Nor was I entirely a stranger, for I had made the acquaintance of some of the courtiers three years before, and I was gratified, and somewhat surprised, by their remembering me at all. They introduced me to their friends, and related anecdotes—some vastly exaggerated—of my time in the court at Selford. Time had drawn a rosy veil over the escapades that had once caused outrage or suspicion and lent them a charming anecdotal quality, like the subject of a ballad or a stirring episode in a play. From its origin as a bare sequence of events, which seemed to me a collection of episodes all unrelated one to the next, it appeared that in my absence my life had become a tale. And of course, once I saw the shape that time had made of my life, I was able to form new tales in that mode, and so I spoke of my voyages and the shipwreck, along with my modest narrative—for those of nautical inclination—of the invention of Quillifer’s Haul.
Thus, as I offered a modest relation of my adventures to some of my new friends, was I introduced to Lady Westley, the wife of a knight from Lake Gurlidan who held a post in the Royal Mews as master of the henchmen. Her interest in gems was plain, for with her gown of bright forest-green silk she wore emeralds, t
urquoise, chrysoberyls, and cabochons of jet and of tourmaline, and carried on her girdle a golden pomander set with pearls. A beautiful, if rather miscellaneous, array, which did not complement to the fullest possible extent the broad forehead and generous lower lip, the mass of chestnut hair, and the level brows over the blue eyes, with their flecks of gold.
And so Lady Westley became my first visitor at my house, and I knelt beside her with the yellow diamonds in my hand, admiring the flush that blossomed and faded in her cheeks.
“I will take some more wine, thank you,” said she.
I rose and poured sauternes from a decanter into her goblet.

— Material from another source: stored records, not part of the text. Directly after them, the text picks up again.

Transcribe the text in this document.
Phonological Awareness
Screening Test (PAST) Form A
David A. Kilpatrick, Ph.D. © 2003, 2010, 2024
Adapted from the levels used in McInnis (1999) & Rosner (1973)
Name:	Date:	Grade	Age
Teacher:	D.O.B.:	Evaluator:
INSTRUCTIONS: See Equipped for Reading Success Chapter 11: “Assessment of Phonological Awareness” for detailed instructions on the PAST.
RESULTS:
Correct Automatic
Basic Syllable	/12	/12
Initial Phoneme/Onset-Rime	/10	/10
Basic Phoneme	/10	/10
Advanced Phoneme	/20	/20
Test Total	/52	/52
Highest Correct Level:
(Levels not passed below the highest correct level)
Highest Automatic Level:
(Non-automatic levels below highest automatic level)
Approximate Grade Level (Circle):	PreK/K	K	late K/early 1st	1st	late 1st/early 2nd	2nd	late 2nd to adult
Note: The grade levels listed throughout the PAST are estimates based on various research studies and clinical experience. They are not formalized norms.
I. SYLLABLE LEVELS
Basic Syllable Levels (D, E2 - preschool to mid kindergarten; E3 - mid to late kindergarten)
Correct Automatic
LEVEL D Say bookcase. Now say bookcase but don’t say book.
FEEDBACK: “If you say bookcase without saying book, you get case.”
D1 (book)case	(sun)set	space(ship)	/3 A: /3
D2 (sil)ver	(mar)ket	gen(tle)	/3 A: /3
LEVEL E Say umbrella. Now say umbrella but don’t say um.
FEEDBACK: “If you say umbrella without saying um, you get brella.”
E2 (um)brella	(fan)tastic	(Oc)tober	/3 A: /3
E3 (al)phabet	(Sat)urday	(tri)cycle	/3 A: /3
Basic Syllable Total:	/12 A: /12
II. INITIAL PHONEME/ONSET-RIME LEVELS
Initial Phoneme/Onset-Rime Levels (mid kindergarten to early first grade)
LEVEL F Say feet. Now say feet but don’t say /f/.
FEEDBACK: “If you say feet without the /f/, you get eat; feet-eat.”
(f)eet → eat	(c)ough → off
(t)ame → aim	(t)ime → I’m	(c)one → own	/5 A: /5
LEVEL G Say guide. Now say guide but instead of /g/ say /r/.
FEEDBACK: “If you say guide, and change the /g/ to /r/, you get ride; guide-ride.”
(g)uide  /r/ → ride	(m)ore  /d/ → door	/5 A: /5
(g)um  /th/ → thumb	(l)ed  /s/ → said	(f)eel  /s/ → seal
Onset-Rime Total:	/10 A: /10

While she sipped, I shifted some scales onto the table by her side and put the diamonds in one of the pans. I knelt by her again, unstopped a bottle, and began, with silver tweezers, to draw out carob seeds and place them in the other pan.
“These karatioi are used in Sarafsham to measure gemstones,” said I, “for their weight does not vary from one to the other. And as you can see, the stones together weigh somewhere between ten and eleven carob seeds—let us say ten. Because you are the first to come admire my collection, and because your beauty so compliments these stones they might well blush red when you wear them, let us say that I will part with them for thirty royals.”
Thirty royals would keep one of my tenants and his family roistering and dancing the sarabande for three years or more, yet it was a very good price for such rare stones. Others might have paid fifty or sixty without protest. Lady Westley looked at the diamonds with her lips parted, and I could see the gold flecks glitter in her eyes.
“I think that is fair,” said she.
“Your ladyship’s judgment is exquisite,” I said. “Shall we drink to our agreement, or would you like to see some other gems?”